Через несколько недель Люба заплатила первый взнос за «однушку», и въехала в собственную квартиру одной из первых. У нее везде были то, что тогда называлось свои люди, и она смогла сразу же приобрести мебель, которую большинство жителей города покупали по многолетней записи или тоже по блату. Отпраздновав новоселье, она взяла дачный участок, быстро построила дом и сарай, привезла туда самогонный аппарат. Все мужики, имевшие садоводство, да и из соседней деревни тоже не могли дождаться субботы, когда она приезжала к себе на дачу. Ее природная способность возделывать землю, быстро принесла свои плоды. Овощи и фрукты, выращенные на ее участке, отличались не только вкусом, но даже формой и цветом. «Сам черт ей, наверное, подсобляет,– шептались между собой соседи, но в лицо ей сказать это боялись и приторно улыбались при встрече, а многие за бутылку готовы были перекопать ей весь участок или помочь в чем-нибудь другом. Через несколько лет ее, как передового ударника труда, избрали в профком. При распределении машин, Любу внесли в список, и она купила «Запорожец». Решив, что больше не стоит рисковать, она подала заявление об уходе.
–Ну, что же вы, Люба?– удивился начальник автопарка,– какая муха вас укусила. Ведь у вас всегда тютелька в тютельку. Сколько раз проверяли, да и мне с вами спокойно работать. Просто образцовая бензоколонка, а вы образцовый работник. Хотел вас к медали представить.
–Спасибо на добром слове, Василий Иванович,– потупившись, скромным голосом произнесла Люба,– устала я с утра до ночи в бензине купаться, хочу за руль сесть, Я уже и на права сдала. Может, меня на работу шофером возьмете?
–Возьму, конечно,– мотнул головой начальник,– не пьющие шофера в дефиците. Пиши заявление, я подпишу. У тебя есть кто-нибудь на примете на твое место?
–Есть,– обрадовалась Люба,– приятельница моя Галина, она револьверщицей работает. Она прямо спит и видит себя на бензоколонке.
–Там не поспишь,– усмехнулся Василий Иванович,– можно проснуться уже на скамье подсудимых.
–Я ей все объясню,– успокоила его Люба,– так сказать: передам эстафету из рук в руки.
–Ну и ладушки,– улыбнулся начальник, подписывая ее заявление,– тащи бумагу в отдел кадров, а приятельницу свою пришли ко мне.
Казалось, что Любина жизнь наладилась.
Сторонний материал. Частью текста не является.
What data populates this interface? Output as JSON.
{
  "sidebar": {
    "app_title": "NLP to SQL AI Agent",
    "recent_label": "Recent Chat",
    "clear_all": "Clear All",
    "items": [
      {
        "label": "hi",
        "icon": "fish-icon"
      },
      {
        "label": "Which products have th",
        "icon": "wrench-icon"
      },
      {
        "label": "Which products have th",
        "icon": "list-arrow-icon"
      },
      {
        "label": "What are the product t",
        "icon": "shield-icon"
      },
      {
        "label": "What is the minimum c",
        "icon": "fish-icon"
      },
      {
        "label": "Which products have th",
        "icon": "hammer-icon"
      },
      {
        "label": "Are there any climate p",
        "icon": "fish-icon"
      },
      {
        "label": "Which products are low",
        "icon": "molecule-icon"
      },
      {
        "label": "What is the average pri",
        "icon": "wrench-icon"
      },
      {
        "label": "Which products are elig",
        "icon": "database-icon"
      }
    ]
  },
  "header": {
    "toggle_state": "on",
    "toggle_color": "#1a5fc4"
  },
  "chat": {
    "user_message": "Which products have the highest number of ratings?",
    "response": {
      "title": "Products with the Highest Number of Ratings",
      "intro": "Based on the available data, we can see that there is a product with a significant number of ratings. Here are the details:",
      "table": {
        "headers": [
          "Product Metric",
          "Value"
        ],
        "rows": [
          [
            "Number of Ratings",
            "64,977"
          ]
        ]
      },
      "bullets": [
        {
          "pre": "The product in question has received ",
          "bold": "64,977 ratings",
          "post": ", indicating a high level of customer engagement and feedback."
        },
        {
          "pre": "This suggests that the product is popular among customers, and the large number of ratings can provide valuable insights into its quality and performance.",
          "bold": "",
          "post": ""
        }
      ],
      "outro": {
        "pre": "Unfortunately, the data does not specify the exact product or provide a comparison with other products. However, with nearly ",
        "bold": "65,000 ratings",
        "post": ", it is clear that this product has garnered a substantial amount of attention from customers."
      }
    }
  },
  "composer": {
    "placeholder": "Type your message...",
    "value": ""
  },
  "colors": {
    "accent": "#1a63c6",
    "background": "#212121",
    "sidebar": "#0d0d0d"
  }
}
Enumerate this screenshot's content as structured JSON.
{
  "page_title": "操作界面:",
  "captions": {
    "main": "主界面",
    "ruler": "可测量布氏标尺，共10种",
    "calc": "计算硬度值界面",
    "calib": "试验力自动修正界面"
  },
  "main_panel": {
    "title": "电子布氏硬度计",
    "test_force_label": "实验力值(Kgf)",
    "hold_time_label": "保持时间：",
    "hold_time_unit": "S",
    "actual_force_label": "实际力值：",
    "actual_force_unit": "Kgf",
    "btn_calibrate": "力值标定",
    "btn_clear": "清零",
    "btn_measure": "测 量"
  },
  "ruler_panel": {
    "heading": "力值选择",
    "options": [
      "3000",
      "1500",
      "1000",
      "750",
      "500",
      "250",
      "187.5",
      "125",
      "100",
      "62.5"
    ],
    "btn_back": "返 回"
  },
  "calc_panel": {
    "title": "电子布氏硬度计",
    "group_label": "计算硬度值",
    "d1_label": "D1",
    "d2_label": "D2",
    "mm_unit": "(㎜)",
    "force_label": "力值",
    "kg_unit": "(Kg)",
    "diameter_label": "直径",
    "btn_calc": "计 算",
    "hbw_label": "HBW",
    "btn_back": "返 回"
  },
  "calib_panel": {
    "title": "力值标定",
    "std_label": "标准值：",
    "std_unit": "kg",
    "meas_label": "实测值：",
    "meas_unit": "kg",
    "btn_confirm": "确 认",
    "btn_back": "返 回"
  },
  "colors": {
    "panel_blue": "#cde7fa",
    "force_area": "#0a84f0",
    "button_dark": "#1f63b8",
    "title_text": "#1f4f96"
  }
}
Теперь она могла вздохнуть полной грудью. Ее уважали, с ней считалось начальство, и даже шоферня никогда при ней не материлась. Несколько мужчин пытались свататься к ней, но она боялась прописывать к себе мужчину, зная, что в случае развода, половина имущества, нажитого таким тяжким трудом, отойдет к бывшему мужу. Она встречалась с женатым, многодетным человеком, который ни за что на свете не хотел уйти из семьи. Но ее эти, не слишком частые встречи, вполне устраивали, тем более что в летнее время у нее совсем не было свободного времени. Она продавала фрукты и овощи, гнала самогон, подвозила пассажиров. Люба любила и ценила каждую копейку, собирала деньги, и время от времени пересчитывала их. И в этот момент ее душу наполнял покой и уверенность в сегодняшнем дне и в сытой старости.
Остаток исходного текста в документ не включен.